Country is in lockdown yet our borders remain open


Country is in lockdown yet our borders remain open

By Benjamin Loughnane, Communications Officer, Migration Watch UK

May 22, 2020, Westmonster

Since the start of lockdown, while everything else has slowed down, illegal Channel crossings have sped up, and the numbers are soaring.

Thousands are entering the country illegally, posing a risk not only to border security and the rule of law, but also to public health. 

A change of policy is urgently required to deal with illegal Channel crossings.

A Migration Watch UK estimate reveals that nearly 4,000 people have come to the UK via such crossings since 2018.  These trips are perilous and should not be encouraged. 

Despite this, the government have failed to disincentivise these trips.

A lack of enforcement combined with an asylum system vulnerable to abuse has made these trips an attractive prospect.

Cynical human traffickers take advantage of this to make money – many charging around £5,000 per person.  With hundreds making such trips every week, this is a multi-million pound enterprise.

No wonder then that traffickers are so motivated to pack dinghies as full as they can, each person adding to their profits – safe in the knowledge that if vessels meet danger the occupants will be picked out of the water by the UK authorities, and taken to shore where they can claim asylum.

It is time for the UK to end this ‘taxi service’ for illegal crossings.

We must come down hard on traffickers and end this sick industry which willingly risks the lives of its customers.

Those who flee danger and claim asylum in the first safe country of arrival are legitimate refugees.

Those coming into the UK from France and Belgium do not fit that bill, they are not fleeing dangerous countries.

They will have passed through a number of safe countries to reach Britain – this is called Asylum Shopping, and the government must do everything in their power to end it.  For every fifty that arrive, only three are returned.

Such figures play into the hands of the traffickers who use them in convincing people to make these dangerous and illegal trips.

Now there are even suggestions that migrants do not even need to make it as far as British territorial waters to be taken into the UK.

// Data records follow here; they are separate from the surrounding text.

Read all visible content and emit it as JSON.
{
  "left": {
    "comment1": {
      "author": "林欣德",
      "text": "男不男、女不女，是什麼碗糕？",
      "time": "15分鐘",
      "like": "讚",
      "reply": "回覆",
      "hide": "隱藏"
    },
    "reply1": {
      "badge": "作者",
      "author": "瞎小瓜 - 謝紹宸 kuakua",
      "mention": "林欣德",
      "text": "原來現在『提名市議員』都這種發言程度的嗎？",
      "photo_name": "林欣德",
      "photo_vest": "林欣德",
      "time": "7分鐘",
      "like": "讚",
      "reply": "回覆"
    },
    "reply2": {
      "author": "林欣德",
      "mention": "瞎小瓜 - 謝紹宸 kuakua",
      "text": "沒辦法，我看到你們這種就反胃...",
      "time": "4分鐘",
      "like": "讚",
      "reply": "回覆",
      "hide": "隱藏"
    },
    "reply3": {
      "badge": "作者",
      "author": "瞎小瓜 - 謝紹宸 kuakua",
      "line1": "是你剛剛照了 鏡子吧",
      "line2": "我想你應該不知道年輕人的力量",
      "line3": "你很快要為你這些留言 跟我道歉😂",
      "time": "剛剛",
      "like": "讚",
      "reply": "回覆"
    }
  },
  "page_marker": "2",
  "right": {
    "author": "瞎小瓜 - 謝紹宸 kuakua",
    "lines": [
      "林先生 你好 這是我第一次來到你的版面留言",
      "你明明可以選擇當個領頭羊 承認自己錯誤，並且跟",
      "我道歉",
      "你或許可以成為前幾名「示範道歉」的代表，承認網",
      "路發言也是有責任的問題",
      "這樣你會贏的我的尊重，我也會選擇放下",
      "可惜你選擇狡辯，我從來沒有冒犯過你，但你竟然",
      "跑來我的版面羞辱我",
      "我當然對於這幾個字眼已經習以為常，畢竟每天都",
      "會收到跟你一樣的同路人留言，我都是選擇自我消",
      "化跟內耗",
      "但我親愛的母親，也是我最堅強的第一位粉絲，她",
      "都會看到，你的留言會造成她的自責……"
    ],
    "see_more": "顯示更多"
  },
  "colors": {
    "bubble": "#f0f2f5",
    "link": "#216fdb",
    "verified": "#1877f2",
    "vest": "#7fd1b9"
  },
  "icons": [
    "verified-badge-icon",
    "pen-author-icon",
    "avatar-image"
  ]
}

Yesterday, for example, a French naval boat reportedly guided a migrant boat into UK waters, where it handed the boat over to our Brder Force. 

Policy changes are required.  The criteria for asylum grants must be tightened to prioritise those in genuine need.  The government must increase removals of those not granted asylum, which have declined steadily since 2006. 

We must negotiate a new agreement with the French to ensure that they are preventing boats from departing, and taking back those which do.

Finally, the government must make it clear that all those coming illegally to the UK who have no right to be here will be removed swiftly.

Our policies should aim to remove any incentive to make these journeys in the first place.  In doing so we will not only secure our borders, but we will save lives and help tackle the blight of human trafficking. 

Those who encourage these journeys – and in doing so imperil those who make them – are no humanitarians; it is grossly irresponsible to do so.

The UK must unite against this rather than clamouring to virtue signal in favour of crossings. 

Over a thousand people have made such crossings into the UK since the beginning of lockdown. 

With Covid-19 outbreaks having occurred in the Calais camp and in UK detention centres, there is a very real risk that this continued illegal influx is worsening the pandemic. 

Not only that, but it is a slap in the face for the millions of Brits who have at great cost stayed at home in order to contain the virus.

A country which cannot control its borders has no chance of containing a deadly virus.  It is crucial that we secure the borders before it is too late.